For decades, pregnant people across America have been subjected to criminalization and deprivations of liberty on the basis of pregnancy or pregnancy outcomes. Women have been targeted by police and prosecutors, healthcare providers, child welfare workers, and judges who have sought to deprive them of their constitutional rights in the name of "fetal personhood." Confronting Pregnancy Criminalization: A Practical Guide for Healthcare Providers, Lawyers, Medical Examiners, Child Welfare Workers, and Policymakers arms professionals with the tools to end this criminalization.

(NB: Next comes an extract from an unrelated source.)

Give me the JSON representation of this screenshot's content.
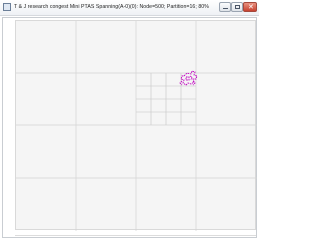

Since the 1973 Roe ruling through 2020, NAPW has documented more than 1,700 instances across the country in which women have been arrested, prosecuted, convicted, detained, or forced to undergo medical interventions because of their pregnancy status or outcomes. And NAPW has documented more than three times as many cases from 2006 through 2020 compared to 1973 through 2005. Without the protections granted by Roe v. Wade, which was never enough, this criminalization will only increase.
The women subjected to pregnancy-based actions are overwhelmingly low-income and disproportionately Black and Brown. Pregnant or postpartum women have faced criminal charges for experiencing miscarriages and stillbirths, having abortions, or for having a healthy birth after engaging in behavior perceived as endangering their pregnancies. Pregnant people of color who use drugs are disproportionately impacted, despite the fact that Black and white pregnant women use drugs at approximately the same rate in the U.S.
The more power states have to pursue these types of cases, the more dire the situation will become. This guide is designed to educate and provide practical tools for law enforcement, defense attorneys, child welfare workers, healthcare providers, medical examiners, and legislators to stop the criminalization of pregnancy.